Shared ground
This scene presents seafaring as normal human work (“business in great waters”), yet it becomes a place where people “see” Yahweh’s works and wonders (explicit). The storm is not portrayed as random within the poem’s world; it rises at Yahweh’s command, and the waves lift because of that command (explicit). Human competence reaches a limit: the sailors’ courage collapses and their skill runs out (explicit).
The turning point is relational rather than technical: they cry to Yahweh in distress, and he brings them out (explicit). Deliverance is described as both calming the danger and guiding them to safety (“desired haven”), followed by public praise in community spaces (“assembly… seat of the elders”) (explicit).
Where interpretation differs
Some read “they see Yahweh’s works” mainly as a general statement about perceiving God through nature at sea; others think the wording points more narrowly to experienced rescues, like the one narrated here.
Some take “mount up to the sky… go down… to the depths” as mostly poetic heightening to convey terror; others think it reflects realistic ship motion during severe storms, expressed in vivid language.
“Seat of the elders” is also read in two nearby ways: either as a civic leadership setting (public testimony before community leaders) or as a leadership space connected to worship gatherings.

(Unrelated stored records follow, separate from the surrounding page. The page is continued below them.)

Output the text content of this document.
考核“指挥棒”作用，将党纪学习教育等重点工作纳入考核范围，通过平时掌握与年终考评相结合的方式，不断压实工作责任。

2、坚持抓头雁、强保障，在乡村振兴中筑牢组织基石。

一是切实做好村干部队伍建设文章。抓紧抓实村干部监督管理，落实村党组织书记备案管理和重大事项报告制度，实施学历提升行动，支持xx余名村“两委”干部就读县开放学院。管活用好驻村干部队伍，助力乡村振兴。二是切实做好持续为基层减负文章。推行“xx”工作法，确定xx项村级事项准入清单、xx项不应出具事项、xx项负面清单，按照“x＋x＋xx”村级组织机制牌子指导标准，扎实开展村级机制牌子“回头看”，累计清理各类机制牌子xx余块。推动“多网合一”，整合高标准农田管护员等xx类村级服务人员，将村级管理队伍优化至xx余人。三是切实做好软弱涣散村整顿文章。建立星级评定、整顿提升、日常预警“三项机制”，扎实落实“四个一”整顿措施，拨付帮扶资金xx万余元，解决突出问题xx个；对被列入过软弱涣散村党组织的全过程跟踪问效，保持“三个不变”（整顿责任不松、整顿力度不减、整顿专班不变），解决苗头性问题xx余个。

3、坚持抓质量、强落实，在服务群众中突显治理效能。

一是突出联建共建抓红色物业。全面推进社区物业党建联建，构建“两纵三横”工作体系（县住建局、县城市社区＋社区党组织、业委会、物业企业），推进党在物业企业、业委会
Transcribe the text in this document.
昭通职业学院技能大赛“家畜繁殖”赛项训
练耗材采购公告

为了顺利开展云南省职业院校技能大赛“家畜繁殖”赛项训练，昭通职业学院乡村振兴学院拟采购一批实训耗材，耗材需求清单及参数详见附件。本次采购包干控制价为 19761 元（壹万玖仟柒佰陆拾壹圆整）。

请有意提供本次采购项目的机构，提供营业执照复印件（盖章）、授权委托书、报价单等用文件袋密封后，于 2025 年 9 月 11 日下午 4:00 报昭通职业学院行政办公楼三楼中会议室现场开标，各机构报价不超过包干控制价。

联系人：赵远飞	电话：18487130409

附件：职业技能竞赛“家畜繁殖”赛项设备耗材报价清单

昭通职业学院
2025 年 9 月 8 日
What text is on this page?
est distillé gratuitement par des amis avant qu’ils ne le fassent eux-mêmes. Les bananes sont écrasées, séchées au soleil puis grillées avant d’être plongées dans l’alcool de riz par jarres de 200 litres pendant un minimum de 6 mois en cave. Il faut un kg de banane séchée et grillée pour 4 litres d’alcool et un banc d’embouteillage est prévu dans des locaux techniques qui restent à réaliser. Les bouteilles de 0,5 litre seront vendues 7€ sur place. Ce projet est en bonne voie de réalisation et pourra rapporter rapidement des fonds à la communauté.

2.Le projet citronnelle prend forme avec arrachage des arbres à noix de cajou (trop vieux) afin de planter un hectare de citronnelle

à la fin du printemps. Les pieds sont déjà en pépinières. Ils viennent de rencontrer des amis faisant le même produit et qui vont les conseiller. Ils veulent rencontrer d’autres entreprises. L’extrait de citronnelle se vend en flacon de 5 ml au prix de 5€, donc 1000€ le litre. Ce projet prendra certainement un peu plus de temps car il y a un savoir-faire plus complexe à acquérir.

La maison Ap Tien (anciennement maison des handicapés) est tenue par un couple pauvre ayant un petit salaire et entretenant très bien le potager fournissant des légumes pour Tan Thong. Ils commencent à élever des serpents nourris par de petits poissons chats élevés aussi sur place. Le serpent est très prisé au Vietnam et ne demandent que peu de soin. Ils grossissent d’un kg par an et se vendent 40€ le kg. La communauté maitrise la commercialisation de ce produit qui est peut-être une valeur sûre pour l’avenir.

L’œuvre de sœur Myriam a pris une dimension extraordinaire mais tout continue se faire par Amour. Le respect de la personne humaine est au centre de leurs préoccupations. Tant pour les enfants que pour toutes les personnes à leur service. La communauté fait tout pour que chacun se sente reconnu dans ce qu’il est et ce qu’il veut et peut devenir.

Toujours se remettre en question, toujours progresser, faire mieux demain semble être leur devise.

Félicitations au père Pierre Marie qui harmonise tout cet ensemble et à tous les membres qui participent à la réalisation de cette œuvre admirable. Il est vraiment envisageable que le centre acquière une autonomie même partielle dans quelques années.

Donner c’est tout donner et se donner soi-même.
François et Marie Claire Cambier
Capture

Why the disagreement exists
The passage uses poetic, experience-based language. That leaves room for readers to ask how literal the storm imagery is, and how much the social setting (assembly/elders) is civic versus explicitly worship-focused.
What this passage clearly contributes
It depicts Yahweh as active ruler over the sea and storm (compare Psalm 107:25), able to bring both crisis and rescue within the poem’s portrayal. It also links rescue to testimony: the appropriate response is not private relief only, but public acknowledgment of Yahweh’s loyal love and “wonderful works” among people (vv. 31–32).